Total Knee Replacement as a Knee Osteoarthritis Outcome: Predictors Derived from a 4-Year Long-Term Observation following a Randomized Clinical Trial Using Chondroitin Sulfate
2013
Objective. To predict, using clinical and qMRI data, the incidence of total knee replacement (TKR) during the long-term follow-up of knee osteoarthritis (OA) patients who formerly received chondroitin sulfate (CS) or placebo treatment. Design. A post hoc intention-to-treat analysis to evaluate the incidence of TKR was done on knee OA patients who had participated in a 12-month trial evaluating the impact of CS (800 mg/d) versus placebo for 6 months, followed by a 6-month open-phase in which all patients received CS. Additionally, the clinical and qMRI predictors of TKR were determined.

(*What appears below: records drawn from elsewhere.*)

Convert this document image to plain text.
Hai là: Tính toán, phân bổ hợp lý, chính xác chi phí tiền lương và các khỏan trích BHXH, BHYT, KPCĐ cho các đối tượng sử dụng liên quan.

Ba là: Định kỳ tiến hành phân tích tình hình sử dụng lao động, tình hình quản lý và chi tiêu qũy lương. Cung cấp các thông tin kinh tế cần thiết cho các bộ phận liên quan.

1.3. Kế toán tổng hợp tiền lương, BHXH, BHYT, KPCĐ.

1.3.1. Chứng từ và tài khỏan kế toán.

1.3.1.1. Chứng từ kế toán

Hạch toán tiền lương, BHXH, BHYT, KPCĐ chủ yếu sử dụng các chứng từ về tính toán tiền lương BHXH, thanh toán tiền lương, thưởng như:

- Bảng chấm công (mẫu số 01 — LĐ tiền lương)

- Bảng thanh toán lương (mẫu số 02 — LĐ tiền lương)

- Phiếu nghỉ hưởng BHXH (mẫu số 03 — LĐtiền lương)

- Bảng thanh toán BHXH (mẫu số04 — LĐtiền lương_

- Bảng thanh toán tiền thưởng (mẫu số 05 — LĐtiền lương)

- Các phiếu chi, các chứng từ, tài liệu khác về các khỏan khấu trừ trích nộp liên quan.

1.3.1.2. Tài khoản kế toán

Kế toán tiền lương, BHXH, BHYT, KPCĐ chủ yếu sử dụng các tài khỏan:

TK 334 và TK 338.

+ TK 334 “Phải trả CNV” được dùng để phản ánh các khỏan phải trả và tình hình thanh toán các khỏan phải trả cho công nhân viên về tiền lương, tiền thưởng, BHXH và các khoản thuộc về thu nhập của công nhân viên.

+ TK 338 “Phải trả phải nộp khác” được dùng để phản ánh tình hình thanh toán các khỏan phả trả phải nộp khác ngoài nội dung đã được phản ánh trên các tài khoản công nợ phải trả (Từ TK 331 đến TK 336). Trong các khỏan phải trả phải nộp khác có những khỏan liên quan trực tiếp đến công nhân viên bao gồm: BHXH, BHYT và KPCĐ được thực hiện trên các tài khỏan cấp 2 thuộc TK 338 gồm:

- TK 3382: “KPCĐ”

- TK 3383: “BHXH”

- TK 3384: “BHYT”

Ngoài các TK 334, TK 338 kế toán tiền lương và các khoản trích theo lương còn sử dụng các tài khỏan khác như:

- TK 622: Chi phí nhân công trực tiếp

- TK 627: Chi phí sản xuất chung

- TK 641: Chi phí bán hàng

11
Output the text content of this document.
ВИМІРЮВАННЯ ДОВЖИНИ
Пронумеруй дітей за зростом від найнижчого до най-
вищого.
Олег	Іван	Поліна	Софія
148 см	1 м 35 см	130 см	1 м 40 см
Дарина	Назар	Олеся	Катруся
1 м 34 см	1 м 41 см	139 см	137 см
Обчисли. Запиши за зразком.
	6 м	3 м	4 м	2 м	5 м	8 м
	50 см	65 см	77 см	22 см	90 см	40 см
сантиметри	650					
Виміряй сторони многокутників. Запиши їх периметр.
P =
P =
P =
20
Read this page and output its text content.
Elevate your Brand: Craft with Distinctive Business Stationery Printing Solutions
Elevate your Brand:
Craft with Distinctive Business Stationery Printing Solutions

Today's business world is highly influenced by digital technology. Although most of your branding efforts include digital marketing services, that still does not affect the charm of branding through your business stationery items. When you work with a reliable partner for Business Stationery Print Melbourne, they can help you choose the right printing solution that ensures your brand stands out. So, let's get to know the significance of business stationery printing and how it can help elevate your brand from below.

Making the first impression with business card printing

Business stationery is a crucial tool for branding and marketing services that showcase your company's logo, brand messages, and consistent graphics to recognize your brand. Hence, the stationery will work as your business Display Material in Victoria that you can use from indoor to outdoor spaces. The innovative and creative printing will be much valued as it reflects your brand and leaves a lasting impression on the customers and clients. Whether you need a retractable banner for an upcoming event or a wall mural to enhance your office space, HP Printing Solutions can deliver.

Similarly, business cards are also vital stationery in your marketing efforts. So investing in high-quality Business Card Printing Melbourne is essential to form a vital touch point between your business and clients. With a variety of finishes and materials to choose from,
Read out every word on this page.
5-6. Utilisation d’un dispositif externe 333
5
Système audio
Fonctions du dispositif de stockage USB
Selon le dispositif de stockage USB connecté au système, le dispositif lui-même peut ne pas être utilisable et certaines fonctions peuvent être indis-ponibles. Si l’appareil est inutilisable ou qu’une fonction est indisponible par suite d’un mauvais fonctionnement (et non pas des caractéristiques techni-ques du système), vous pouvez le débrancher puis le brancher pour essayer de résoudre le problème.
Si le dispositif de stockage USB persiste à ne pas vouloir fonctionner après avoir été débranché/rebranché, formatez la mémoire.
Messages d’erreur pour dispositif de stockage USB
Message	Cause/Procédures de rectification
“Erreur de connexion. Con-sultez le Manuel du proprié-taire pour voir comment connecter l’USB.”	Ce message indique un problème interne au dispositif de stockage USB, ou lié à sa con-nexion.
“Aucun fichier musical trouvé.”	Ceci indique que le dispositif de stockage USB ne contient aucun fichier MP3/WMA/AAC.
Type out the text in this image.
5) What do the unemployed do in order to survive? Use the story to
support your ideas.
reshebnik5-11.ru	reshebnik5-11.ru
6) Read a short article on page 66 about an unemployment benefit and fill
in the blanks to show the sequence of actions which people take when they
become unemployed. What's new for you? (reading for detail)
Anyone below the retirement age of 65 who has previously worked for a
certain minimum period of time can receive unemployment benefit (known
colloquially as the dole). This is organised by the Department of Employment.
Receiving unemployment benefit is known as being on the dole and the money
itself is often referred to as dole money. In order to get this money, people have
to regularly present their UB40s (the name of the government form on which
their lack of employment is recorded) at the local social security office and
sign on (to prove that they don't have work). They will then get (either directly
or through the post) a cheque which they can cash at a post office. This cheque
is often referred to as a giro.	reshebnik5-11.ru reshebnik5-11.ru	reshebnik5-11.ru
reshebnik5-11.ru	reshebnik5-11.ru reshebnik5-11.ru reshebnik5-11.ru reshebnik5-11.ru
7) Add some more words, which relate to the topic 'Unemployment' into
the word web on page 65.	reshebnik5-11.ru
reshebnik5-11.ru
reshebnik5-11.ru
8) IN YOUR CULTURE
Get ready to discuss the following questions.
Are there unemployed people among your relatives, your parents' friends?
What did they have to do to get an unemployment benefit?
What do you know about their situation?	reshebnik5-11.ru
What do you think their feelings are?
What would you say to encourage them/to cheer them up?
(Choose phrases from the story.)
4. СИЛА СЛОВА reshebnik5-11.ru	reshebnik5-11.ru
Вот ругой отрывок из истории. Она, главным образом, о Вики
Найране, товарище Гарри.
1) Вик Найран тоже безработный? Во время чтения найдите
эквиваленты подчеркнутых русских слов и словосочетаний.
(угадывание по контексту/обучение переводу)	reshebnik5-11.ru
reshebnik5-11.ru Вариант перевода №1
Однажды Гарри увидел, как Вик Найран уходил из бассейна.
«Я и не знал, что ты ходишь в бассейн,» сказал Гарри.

Results. Thirteen TKRs were performed in the population after a 4-year follow-up. More TKRs were performed in the placebo group than in the CS group (69% vs. 31%, P = 0.150, logistic regression). The statistically significant predictors of TKRs were, at baseline, higher WOMAC pain and function scores, presence of bone marrow lesions (BMLs), and higher C-reactive protein levels. Loss of medial cartilage volume and increase in WOMAC pain and function at one-year were also predictors of TKR. Multivariate analyses revealed that baseline presence of BML and higher WOMAC pain score were independent predictors. Time to occurrence of the TKR also favored the CS group versus placebo (log-rank, P = 0.094). Conclusion. Symptoms such as knee pain and function, presence of BML, and cartilage volume loss predict the long-term occurrence of a “hard” outcome such as TKR.